Spotting Sensible
Diets
One
week you're stuffing your face with protein. The next week, a new diet
urges you to dump the protein and load up with carbohydrates. Talk about
redefining yo-yo dieting.
So do you continue
with your current diet? Or will friends who have lost dozens of pounds
on this new diet sway you over? All you know is that you're desperate
to lose weight. If that new diet works, then it's worth a try.
Before you dig into another diet, step back and evaluate it. Just as you
wouldn't buy a car without knowing anything about it, you shouldn't jump
into a diet without scrutinizing its claims. And before you continue your
string of yo-yo dieting, you should learn what successful weight loss
is all about.
The
Keys to Successful Weight Loss
Why Diets Fail
How to Spot a Healthy Diet
The Keys to Successful Weight Loss
Weight loss
doesn't happen overnight. Nor should it happen to the tune of 10 pounds
a week. Instead, successful weight loss means losing one to two pounds
per week. When you lose more than that, you start losing part of your
lean body mass, including muscle — the mainstay of your metabolism.
Muscle, after all, uses more calories than fat and is a major contributor
to helping increase metabolism.
For weight loss
to be successful, you also have to incorporate exercise into your
daily routine.
In addition, you have
to change some of your behaviors about eating. For example, are you always
eating in front of the television without realizing how much you've eaten?

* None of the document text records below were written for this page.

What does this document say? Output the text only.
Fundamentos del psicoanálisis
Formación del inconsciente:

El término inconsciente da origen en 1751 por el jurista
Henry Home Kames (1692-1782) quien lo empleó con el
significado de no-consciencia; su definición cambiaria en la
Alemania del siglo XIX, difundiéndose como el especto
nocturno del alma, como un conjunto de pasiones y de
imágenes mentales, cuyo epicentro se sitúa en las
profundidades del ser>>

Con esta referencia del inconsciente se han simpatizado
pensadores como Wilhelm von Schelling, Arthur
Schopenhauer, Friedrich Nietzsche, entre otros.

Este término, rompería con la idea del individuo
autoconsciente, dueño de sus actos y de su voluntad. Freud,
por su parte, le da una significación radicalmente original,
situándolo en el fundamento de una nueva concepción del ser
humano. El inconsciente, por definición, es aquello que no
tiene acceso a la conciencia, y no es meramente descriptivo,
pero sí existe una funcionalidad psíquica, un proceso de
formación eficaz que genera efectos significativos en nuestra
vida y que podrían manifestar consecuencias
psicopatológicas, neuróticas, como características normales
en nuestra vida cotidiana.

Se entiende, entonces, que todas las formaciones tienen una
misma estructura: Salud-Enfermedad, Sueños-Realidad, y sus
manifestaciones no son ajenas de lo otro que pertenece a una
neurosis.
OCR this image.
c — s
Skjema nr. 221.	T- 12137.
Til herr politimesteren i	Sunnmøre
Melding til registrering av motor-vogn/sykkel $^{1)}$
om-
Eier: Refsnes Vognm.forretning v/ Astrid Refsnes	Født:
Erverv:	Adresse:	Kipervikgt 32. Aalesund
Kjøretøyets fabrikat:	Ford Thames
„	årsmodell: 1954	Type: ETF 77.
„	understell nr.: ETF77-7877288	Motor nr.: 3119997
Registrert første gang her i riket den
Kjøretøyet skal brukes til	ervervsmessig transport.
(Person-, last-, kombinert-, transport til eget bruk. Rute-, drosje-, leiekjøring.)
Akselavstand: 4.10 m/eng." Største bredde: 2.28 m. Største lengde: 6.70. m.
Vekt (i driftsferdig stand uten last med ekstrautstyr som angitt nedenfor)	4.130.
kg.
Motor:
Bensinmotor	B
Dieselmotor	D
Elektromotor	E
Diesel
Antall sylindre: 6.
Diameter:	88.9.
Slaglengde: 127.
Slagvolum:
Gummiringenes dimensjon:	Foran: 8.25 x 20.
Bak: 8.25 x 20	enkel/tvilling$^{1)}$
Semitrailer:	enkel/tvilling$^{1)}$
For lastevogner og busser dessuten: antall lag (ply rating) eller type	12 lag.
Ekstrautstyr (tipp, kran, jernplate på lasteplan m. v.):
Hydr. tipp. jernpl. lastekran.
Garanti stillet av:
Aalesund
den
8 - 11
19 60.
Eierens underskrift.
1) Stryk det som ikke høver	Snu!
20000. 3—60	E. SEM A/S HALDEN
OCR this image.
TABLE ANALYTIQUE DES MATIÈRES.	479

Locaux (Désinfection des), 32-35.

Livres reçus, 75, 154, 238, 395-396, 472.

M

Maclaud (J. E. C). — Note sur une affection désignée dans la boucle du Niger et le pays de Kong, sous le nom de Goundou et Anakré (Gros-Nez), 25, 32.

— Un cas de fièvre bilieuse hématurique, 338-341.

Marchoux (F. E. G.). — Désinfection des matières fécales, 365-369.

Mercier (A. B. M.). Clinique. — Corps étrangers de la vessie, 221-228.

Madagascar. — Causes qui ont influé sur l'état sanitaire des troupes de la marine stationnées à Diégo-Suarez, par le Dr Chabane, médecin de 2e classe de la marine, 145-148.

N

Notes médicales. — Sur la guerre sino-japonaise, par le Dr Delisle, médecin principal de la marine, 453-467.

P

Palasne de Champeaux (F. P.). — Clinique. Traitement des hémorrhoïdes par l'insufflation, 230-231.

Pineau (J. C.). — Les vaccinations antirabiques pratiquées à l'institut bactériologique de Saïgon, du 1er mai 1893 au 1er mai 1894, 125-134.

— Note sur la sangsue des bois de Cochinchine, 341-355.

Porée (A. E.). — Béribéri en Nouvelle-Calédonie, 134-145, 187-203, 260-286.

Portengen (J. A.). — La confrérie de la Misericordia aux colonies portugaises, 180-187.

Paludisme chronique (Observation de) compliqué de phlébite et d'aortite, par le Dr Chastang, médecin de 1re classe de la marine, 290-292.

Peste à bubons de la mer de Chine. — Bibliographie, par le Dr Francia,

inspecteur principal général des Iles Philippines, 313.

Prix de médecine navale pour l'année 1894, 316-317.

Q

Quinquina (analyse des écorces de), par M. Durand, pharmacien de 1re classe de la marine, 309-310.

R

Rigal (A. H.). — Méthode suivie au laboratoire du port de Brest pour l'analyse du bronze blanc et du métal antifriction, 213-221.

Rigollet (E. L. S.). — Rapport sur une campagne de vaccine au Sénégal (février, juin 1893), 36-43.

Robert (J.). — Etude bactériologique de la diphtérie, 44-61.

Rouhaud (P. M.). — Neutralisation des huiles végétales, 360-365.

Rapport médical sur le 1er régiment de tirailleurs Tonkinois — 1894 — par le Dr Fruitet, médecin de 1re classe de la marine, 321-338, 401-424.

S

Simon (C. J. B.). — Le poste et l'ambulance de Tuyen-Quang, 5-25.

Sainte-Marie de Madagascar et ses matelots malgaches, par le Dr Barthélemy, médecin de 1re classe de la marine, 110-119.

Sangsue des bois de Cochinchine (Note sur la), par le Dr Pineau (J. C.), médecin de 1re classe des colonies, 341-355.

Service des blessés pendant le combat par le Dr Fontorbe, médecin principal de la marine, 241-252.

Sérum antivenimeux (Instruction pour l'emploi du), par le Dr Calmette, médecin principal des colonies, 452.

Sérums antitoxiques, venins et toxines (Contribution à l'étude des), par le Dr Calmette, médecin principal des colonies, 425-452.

Do you eat when you're depressed, sad or angry?

Why
Diets Fail
Inevitably,
though, diets do — and most likely will — fail. Consider,
after all, how many times you've been in this situation. You go gangbusters
on one diet only to fizzle out after a few weeks. Then slowly but surely,
the weight you've lost creeps back onto your body. What went wrong?
Diets often don't
work because they're simply temporary interventions. Most diets, for
instance, prescribe certain eating habits that you follow for a specific
period. Yet once that period ends, you're left to battle with your
old eating patterns. Although you may have lost weight, you didn't
learn anything about nutrition, nor were you taught how to modify
your old eating habits to maintain the weight you've achieved.
Many diets are also
too restrictive or unrealistic. Or the diet may require giving up going
out to eat with friends or even eating certain food groups.

How
to Spot a Healthy Diet
So how can
you choose a diet that will help you lose weight sensibly and keep it
off? By taking the time to evaluate diets and not believing every claim
you read or hear. Before you start a diet, talk to your doctor about your
intentions. Then ask these questions when analyzing a diet:
1. Who is the author
of the diet?
Make sure that
the author has credentials to back his or her expertise. Even if a diet
book is written by a doctor, find out that doctor's area of interest and
look for motivating factors that might have prompted him or her to write
the book.
2. Are the diet's
claims backed by research?
Do some digging
to find out whether research has been performed, preferably at the university
level.
3. What are the
health risks associated with this diet?
4. Are all food groups
represented in the diet?
If you cut out
a food group,you miss out on valuable nutrients. Without the right balance
of nutrients, you'll feel sluggish and will perform poorly throughout
the day.
5. Does the diet severely
restrict calories?
Severe caloric
restriction should send up a red flag. Women who are exercising regularly
require a minimum of 1,600 daily calories. Active men require at least
2,000 calories every day.
6. Does the diet recommend
something other than high carbohydrate, moderate protein, and low fat
intake?
Carbohydrates
have received a bad rap lately for no reason. Our bodies and brain rely
on carbohydrates for energy. Take in too few carbohydrates and you'll
feel drained. On the other hand, eat too much protein and you'll wind
up fighting dehydration, exhaustion, calcium excretion, and other health
problems.
7. Does the diet claim
that weight loss will be immediate?
Remember that
slow and steady sheds the weight; focus on losing only one to two pounds
per week.
8. Does the diet reveal
how many pounds the average person loses?
Before and after
photographs can be enticing but deceiving. Most of these appealing photographs
don't represent average weight loss.
9. Does the diet encourage
exercise?
Exercise is
a vital part of weight loss and management and should at least be recommended.
10. Does the diet
propose a maintenance plan once you've lost weight?
Without a weight
maintenance plan, there's a greater chance that you'll gain the weight
back.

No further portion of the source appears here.